Tuning-Treffpunkt: Bad Arolsener Autoposer bekommen eigenen Drift-Platz

Die Motoren heulen, die Reifen quietschen, die Nachbarn verdrehen die Augen: So ungefähr muss es abends im nordhessischen Bad Arolsen ablaufen, wenn sich junge Menschen mit getunten Autos in der Stadt treffen. Doch statt eines Verbots hat sich die Stadt für eine andere Strategie entschieden.

"Junge Menschen, die mit Fahrzeugen Unsinn anstellen"
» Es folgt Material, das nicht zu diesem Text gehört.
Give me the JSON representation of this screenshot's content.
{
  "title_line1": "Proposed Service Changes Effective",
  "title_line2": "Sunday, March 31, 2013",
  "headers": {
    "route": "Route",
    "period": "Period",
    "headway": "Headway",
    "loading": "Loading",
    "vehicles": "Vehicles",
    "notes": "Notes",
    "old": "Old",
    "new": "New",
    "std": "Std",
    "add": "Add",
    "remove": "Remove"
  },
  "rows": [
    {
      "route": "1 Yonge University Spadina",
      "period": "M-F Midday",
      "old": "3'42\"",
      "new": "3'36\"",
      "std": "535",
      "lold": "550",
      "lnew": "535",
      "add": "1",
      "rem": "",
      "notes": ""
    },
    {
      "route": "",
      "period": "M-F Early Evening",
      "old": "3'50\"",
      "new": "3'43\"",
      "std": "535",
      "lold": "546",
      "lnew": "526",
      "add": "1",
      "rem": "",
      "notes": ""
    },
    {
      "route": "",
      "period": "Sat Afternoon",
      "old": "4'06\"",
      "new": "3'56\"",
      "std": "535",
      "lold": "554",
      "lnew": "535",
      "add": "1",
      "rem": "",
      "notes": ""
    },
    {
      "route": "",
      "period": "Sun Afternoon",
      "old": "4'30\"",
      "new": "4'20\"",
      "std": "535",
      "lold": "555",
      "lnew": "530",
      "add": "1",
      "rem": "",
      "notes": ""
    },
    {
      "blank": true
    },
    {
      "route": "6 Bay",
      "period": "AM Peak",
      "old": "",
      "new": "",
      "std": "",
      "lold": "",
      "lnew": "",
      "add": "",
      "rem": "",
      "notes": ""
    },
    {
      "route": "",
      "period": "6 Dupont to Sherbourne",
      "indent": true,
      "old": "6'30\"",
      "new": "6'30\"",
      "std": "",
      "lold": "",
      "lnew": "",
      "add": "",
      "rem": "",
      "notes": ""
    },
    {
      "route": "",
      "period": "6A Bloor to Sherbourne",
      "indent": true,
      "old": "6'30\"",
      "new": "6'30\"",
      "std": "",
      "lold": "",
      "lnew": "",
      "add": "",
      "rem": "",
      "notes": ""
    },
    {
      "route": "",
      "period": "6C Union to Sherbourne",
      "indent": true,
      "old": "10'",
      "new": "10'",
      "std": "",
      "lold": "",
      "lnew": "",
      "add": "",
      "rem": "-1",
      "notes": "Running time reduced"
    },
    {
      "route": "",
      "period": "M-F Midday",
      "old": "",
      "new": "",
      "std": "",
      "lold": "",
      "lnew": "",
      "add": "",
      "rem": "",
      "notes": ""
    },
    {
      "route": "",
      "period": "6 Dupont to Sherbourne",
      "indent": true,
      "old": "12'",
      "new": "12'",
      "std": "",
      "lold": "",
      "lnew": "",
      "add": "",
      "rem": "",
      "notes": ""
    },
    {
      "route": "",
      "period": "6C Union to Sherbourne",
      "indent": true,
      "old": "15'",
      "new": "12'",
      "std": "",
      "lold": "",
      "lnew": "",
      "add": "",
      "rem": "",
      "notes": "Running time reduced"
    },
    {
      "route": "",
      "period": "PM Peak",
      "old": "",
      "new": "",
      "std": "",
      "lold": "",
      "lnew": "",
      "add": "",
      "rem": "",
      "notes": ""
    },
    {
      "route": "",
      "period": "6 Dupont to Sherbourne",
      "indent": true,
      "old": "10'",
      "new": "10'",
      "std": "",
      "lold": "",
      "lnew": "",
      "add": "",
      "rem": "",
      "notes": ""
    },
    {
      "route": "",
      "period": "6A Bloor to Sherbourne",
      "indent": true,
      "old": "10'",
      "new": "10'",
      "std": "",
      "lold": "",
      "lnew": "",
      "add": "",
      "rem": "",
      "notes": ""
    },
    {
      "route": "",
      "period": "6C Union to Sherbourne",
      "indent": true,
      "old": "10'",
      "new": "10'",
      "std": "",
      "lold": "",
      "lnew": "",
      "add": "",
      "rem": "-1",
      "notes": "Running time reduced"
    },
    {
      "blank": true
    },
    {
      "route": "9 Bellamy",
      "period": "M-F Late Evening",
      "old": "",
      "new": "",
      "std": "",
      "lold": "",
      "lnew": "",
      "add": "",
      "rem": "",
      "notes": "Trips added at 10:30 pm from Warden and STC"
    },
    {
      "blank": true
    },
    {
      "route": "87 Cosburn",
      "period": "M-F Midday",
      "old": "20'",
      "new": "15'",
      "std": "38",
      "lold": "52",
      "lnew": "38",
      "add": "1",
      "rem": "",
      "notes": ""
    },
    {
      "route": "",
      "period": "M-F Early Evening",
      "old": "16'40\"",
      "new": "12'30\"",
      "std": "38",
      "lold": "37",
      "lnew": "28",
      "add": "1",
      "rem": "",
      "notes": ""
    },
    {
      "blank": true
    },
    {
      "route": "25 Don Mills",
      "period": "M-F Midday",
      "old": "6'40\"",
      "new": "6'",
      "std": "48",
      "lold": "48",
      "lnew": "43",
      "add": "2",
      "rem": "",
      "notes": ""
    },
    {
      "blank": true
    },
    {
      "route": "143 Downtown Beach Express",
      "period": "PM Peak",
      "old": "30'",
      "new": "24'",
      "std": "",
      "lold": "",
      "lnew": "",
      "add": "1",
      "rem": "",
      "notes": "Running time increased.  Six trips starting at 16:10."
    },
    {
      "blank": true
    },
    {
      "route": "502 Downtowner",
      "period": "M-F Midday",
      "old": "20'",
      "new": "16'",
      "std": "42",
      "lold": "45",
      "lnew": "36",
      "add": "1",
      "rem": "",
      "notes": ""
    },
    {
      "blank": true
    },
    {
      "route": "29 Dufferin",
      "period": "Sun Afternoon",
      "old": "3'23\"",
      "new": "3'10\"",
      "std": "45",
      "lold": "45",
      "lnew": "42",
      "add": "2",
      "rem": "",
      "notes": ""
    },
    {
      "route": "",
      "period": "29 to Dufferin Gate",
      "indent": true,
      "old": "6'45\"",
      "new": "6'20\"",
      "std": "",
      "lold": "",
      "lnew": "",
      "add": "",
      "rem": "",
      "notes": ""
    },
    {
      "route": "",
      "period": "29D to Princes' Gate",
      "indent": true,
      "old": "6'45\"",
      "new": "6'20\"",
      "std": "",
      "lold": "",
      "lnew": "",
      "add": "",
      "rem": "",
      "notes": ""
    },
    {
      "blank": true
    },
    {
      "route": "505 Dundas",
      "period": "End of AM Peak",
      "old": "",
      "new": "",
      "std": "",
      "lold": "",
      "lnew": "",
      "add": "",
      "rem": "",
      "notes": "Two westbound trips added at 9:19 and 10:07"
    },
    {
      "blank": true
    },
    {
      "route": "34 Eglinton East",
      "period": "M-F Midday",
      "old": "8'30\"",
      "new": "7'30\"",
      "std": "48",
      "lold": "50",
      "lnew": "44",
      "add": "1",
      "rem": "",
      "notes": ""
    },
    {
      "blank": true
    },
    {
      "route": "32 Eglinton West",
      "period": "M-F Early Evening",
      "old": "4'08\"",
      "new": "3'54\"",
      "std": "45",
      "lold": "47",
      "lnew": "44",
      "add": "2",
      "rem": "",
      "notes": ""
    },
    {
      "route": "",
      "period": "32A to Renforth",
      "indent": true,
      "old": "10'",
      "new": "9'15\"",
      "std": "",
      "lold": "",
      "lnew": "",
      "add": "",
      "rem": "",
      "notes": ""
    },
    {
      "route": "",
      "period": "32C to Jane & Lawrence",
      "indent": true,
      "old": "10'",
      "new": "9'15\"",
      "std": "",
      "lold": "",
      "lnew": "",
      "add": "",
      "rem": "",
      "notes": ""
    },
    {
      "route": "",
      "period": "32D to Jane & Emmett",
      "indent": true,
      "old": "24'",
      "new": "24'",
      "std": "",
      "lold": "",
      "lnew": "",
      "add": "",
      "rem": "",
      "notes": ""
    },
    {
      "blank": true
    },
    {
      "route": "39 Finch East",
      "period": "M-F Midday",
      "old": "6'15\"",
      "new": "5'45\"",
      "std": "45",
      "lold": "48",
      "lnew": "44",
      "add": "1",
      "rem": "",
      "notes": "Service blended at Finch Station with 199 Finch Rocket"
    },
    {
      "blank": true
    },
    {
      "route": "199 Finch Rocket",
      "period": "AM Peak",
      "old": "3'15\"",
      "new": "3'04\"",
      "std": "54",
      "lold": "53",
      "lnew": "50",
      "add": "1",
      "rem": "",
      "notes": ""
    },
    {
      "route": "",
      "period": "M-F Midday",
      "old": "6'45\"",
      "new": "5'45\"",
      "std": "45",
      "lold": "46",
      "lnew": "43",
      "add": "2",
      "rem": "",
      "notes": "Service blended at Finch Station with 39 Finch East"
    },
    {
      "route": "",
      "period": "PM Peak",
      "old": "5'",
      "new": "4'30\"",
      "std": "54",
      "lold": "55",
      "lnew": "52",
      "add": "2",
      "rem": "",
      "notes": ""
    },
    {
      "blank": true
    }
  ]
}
Die Kommune stellt einen Verkehrsübungsplatz kostenfrei und zeitlich begrenzt für sogenannte Driftübungen zur Verfügung. Bei Drifts rutschen Fahrzeuge mit Ausbrechen des Hecks durch Kurven. "Das ist ein Experiment, das auch scheitern kann", sagte Bürgermeister Jürgen van der Horst über das Angebot, das die Kommune seit einem Monat ausprobiert. Vorangegangene Kontrollen und Bußgelder hätten nicht gewirkt.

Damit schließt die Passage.